Clinical Drug Trial Institution, The Affiliated Hospital of Southwest Medical University, Luzhou, 646000, China.
Sci Rep. 2021 Mar 24;11(1):6732. doi: 10.1038/s41598-021-86279-y.
Uric acid is a powerful antioxidant. However, its elevated levels in association with cardiovascular diseases predispose individuals to cognitive impairment. Uric acid's effects on cognition may be related to its concentration and exposure period. We aimed to explore the effects of long-term elevated serum uric acid on cognitive function and hippocampus. Rats were randomly divided into four groups: NC, M1, M2 and M3 groups. Hyperuricemia was established in rats at week 6 and maintained until week 48 in groups M1, M2 and M3. The rats' spatial learning and memory abilities were assessed by the Morris Water Maze test at weeks 0, 6, 16, 32, and 48. After week 48, we observed pathological changes in right hippocampal CA1 and CA3 regions, and measured levels of oxidative stress, inflammatory cytokines, and β-amyloid peptide of left hippocampus. Starting from week 6, the serum uric acid level of M3 group > M2 group, the serum uric acid level of M2 group > M1 group, and the serum uric acid level of M1 group > NC group. The rats in M3 and M2 groups had longer escape latencies, longer mean distances to the platform, more extensive pathological damage, stronger inflammation response, higher oxidative stress and β-amyloid peptide levels than those in NC group. No significant differences were observed between M1 and NC groups. In addition, we also found that oxidative stress significantly correlated with tumour necrosis factor-α and β-amyloid peptide. Long-term elevated serum uric acid was significantly associated with cognitive impairment risk. Oxidative stress, tumour necrosis factor-α and β-amyloid peptide may mediate the pathogenesis of the cognitive impairment induced by uric acid. The detrimental effect of elevated serum uric acid on cognitive function was probably expressed when the serum uric acid concentration reached a certain level.

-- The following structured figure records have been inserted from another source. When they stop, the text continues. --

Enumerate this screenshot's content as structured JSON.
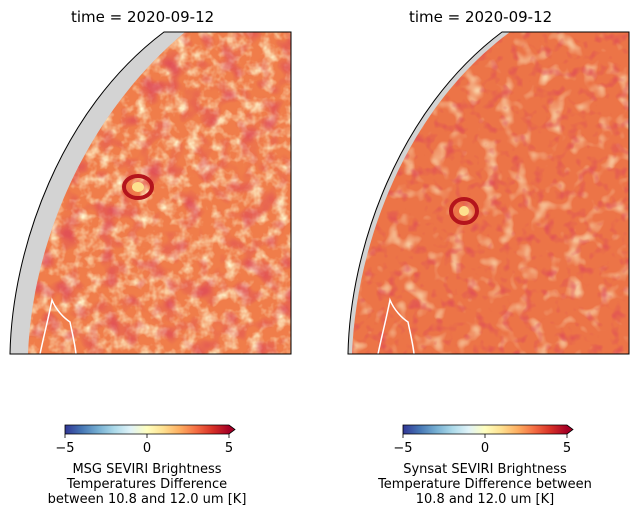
{
  "chart_data": [
    {
      "type": "heatmap",
      "title": "time = 2020-09-12",
      "colorbar": {
        "label_lines": [
          "MSG SEVIRI Brightness",
          "Temperatures Difference",
          "between 10.8 and 12.0 um [K]"
        ],
        "ticks": [
          -5,
          0,
          5
        ],
        "vmin": -5,
        "vmax": 5,
        "extend": "max",
        "colormap": "RdYlBu_r"
      }
    },
    {
      "type": "heatmap",
      "title": "time = 2020-09-12",
      "colorbar": {
        "label_lines": [
          "Synsat SEVIRI Brightness",
          "Temperature Difference between",
          "10.8 and 12.0 um [K]"
        ],
        "ticks": [
          -5,
          0,
          5
        ],
        "vmin": -5,
        "vmax": 5,
        "extend": "max",
        "colormap": "RdYlBu_r"
      }
    }
  ],
  "colors": {
    "space": "#d3d3d3",
    "base": "#f07d4a",
    "warm": "#fde08e",
    "hot": "#b4141c",
    "coast": "#ffffff"
  }
}
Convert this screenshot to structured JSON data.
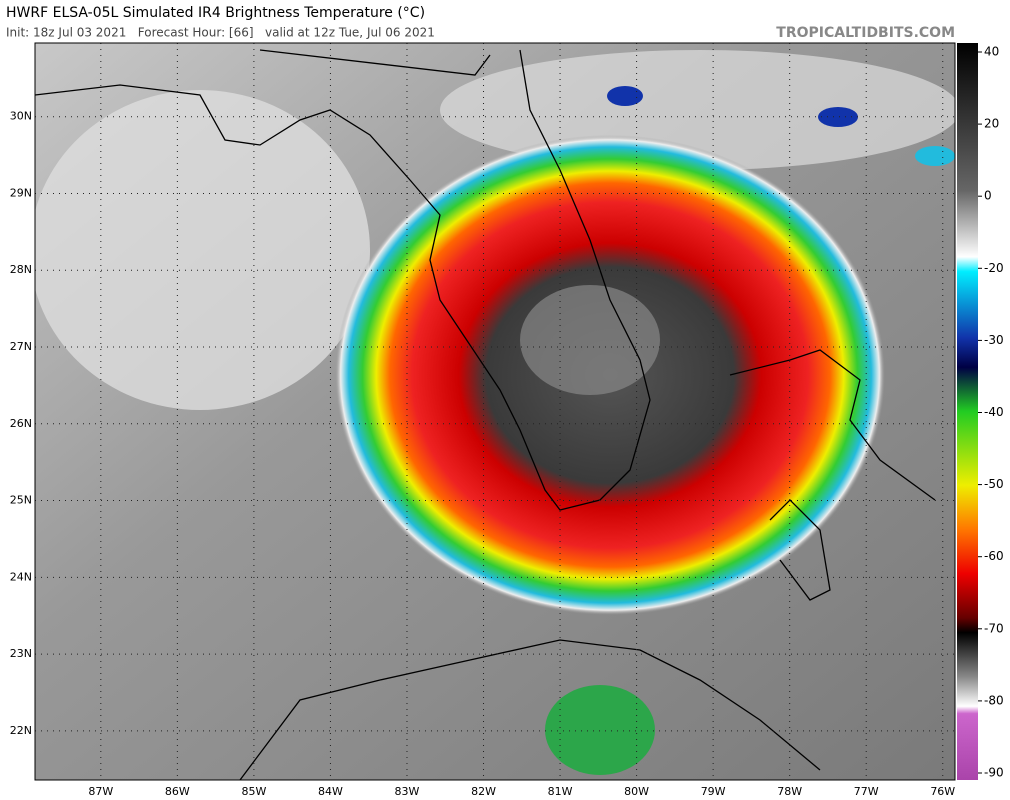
{
  "header": {
    "title": "HWRF ELSA-05L Simulated IR4 Brightness Temperature (°C)",
    "subtitle": "Init: 18z Jul 03 2021   Forecast Hour: [66]   valid at 12z Tue, Jul 06 2021",
    "source": "TROPICALTIDBITS.COM"
  },
  "map": {
    "xlim": [
      -87.86,
      -75.84
    ],
    "ylim": [
      21.36,
      30.96
    ],
    "xticks": [
      {
        "value": -87,
        "label": "87W"
      },
      {
        "value": -86,
        "label": "86W"
      },
      {
        "value": -85,
        "label": "85W"
      },
      {
        "value": -84,
        "label": "84W"
      },
      {
        "value": -83,
        "label": "83W"
      },
      {
        "value": -82,
        "label": "82W"
      },
      {
        "value": -81,
        "label": "81W"
      },
      {
        "value": -80,
        "label": "80W"
      },
      {
        "value": -79,
        "label": "79W"
      },
      {
        "value": -78,
        "label": "78W"
      },
      {
        "value": -77,
        "label": "77W"
      },
      {
        "value": -76,
        "label": "76W"
      }
    ],
    "yticks": [
      {
        "value": 22,
        "label": "22N"
      },
      {
        "value": 23,
        "label": "23N"
      },
      {
        "value": 24,
        "label": "24N"
      },
      {
        "value": 25,
        "label": "25N"
      },
      {
        "value": 26,
        "label": "26N"
      },
      {
        "value": 27,
        "label": "27N"
      },
      {
        "value": 28,
        "label": "28N"
      },
      {
        "value": 29,
        "label": "29N"
      },
      {
        "value": 30,
        "label": "30N"
      }
    ]
  },
  "colorbar": {
    "ticks": [
      40,
      20,
      0,
      -20,
      -30,
      -40,
      -50,
      -60,
      -70,
      -80,
      -90
    ]
  }
}
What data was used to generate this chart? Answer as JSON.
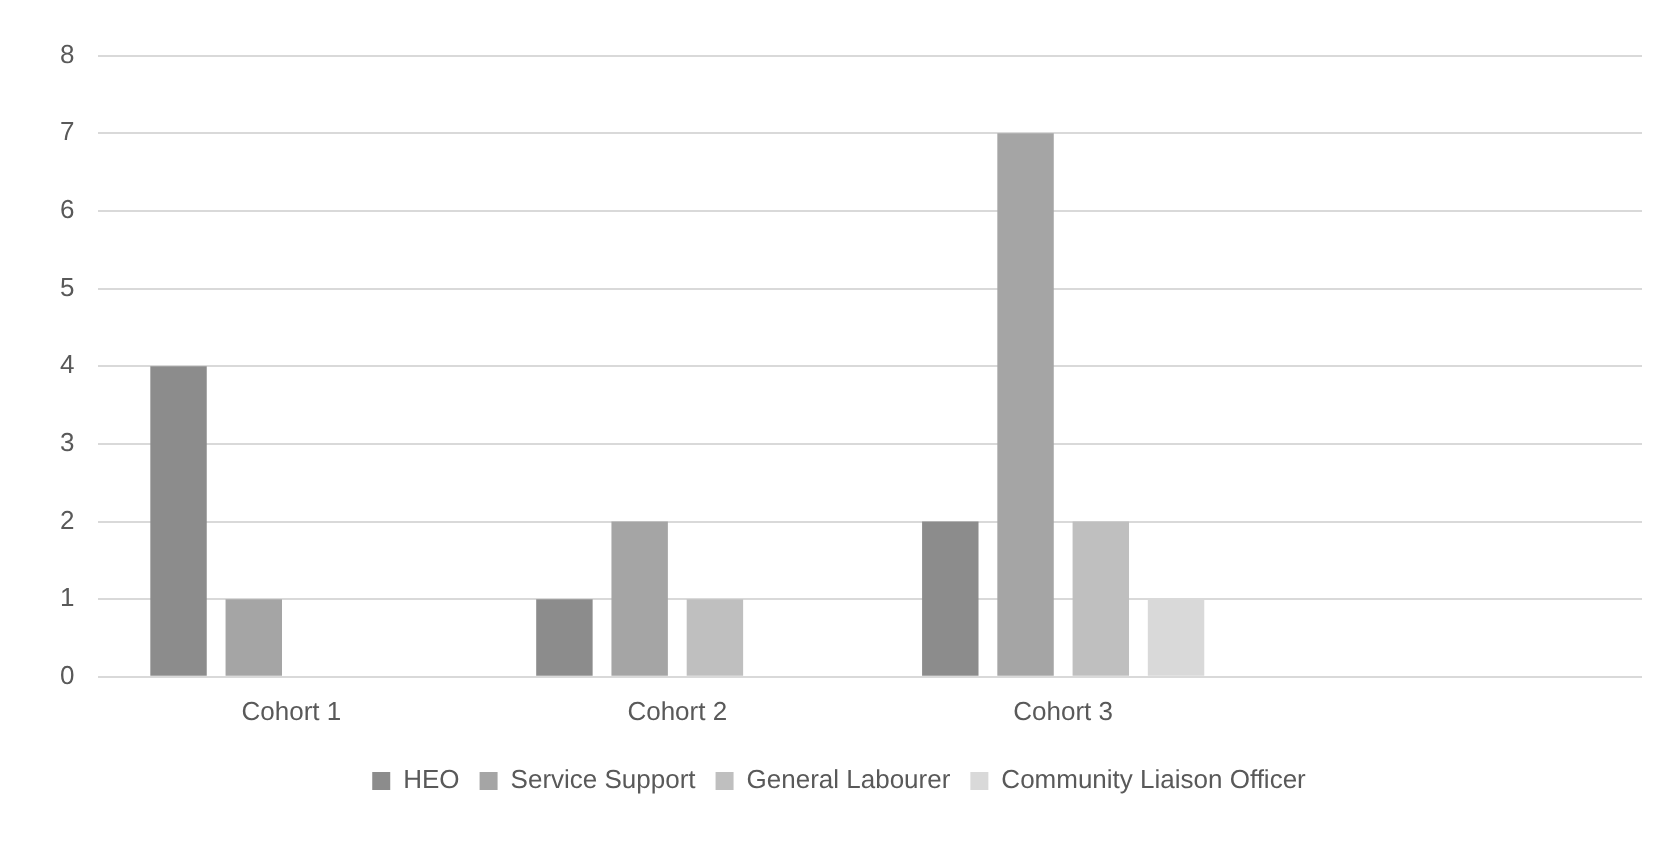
{
  "chart_data": {
    "type": "bar",
    "categories": [
      "Cohort 1",
      "Cohort 2",
      "Cohort 3",
      null
    ],
    "series": [
      {
        "name": "HEO",
        "color": "#8c8c8c",
        "values": [
          4,
          1,
          2,
          null
        ]
      },
      {
        "name": "Service Support",
        "color": "#a5a5a5",
        "values": [
          1,
          2,
          7,
          null
        ]
      },
      {
        "name": "General Labourer",
        "color": "#bfbfbf",
        "values": [
          0,
          1,
          2,
          null
        ]
      },
      {
        "name": "Community Liaison Officer",
        "color": "#d9d9d9",
        "values": [
          0,
          0,
          1,
          null
        ]
      }
    ],
    "ylim": [
      0,
      8
    ],
    "yticks": [
      0,
      1,
      2,
      3,
      4,
      5,
      6,
      7,
      8
    ],
    "grid": "y",
    "legend": "bottom"
  }
}
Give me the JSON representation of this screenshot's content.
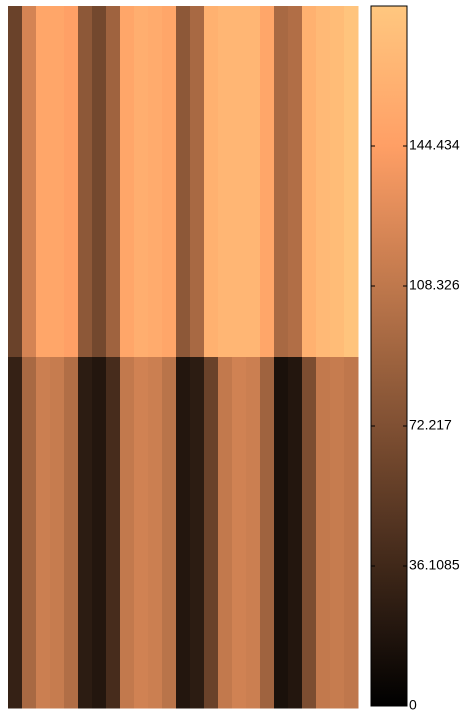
{
  "chart_data": {
    "type": "heatmap",
    "values": [
      [
        60,
        120,
        150,
        150,
        145,
        80,
        65,
        90,
        150,
        158,
        155,
        150,
        80,
        95,
        160,
        165,
        165,
        165,
        150,
        95,
        100,
        160,
        168,
        170,
        178
      ],
      [
        30,
        95,
        115,
        112,
        100,
        25,
        20,
        40,
        110,
        118,
        115,
        105,
        20,
        25,
        60,
        110,
        118,
        115,
        90,
        15,
        20,
        70,
        110,
        112,
        108
      ]
    ],
    "colormap": "copper",
    "clim": [
      0,
      180.54
    ],
    "cticks": [
      0,
      36.1085,
      72.217,
      108.326,
      144.434
    ]
  }
}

尿酸是一种强大的抗氧化剂。然而,其在心血管疾病中的升高水平使个体易发生认知障碍。尿酸对认知的影响可能与其浓度和暴露时间有关。我们旨在探讨长期高血清尿酸对认知功能和海马体的影响。大鼠随机分为四组:NC、M1、M2 和 M3 组。M1、M2 和 M3 组在第 6 周建立高尿酸血症,并维持至第 48 周。在第 0、6、16、32 和 48 周时,通过 Morris 水迷宫测试评估大鼠的空间学习和记忆能力。第 48 周后,观察右海马 CA1 和 CA3 区的病理变化,并测量左海马的氧化应激、炎症细胞因子和 β-淀粉样肽水平。从第 6 周开始,M3 组的血清尿酸水平>M2 组,M2 组的血清尿酸水平>M1 组,M1 组的血清尿酸水平>NC 组。M3 和 M2 组的大鼠逃避潜伏期较长,到达平台的平均距离较长,病理损伤较广泛,炎症反应较强,氧化应激和 β-淀粉样肽水平较高,与 NC 组相比差异有统计学意义。M1 组与 NC 组之间无显著差异。此外,我们还发现氧化应激与肿瘤坏死因子-α和 β-淀粉样肽显著相关。长期高血清尿酸与认知障碍风险显著相关。氧化应激、肿瘤坏死因子-α和 β-淀粉样肽可能介导尿酸引起的认知障碍的发病机制。当血清尿酸浓度达到一定水平时,高血清尿酸对认知功能的有害影响可能表现出来。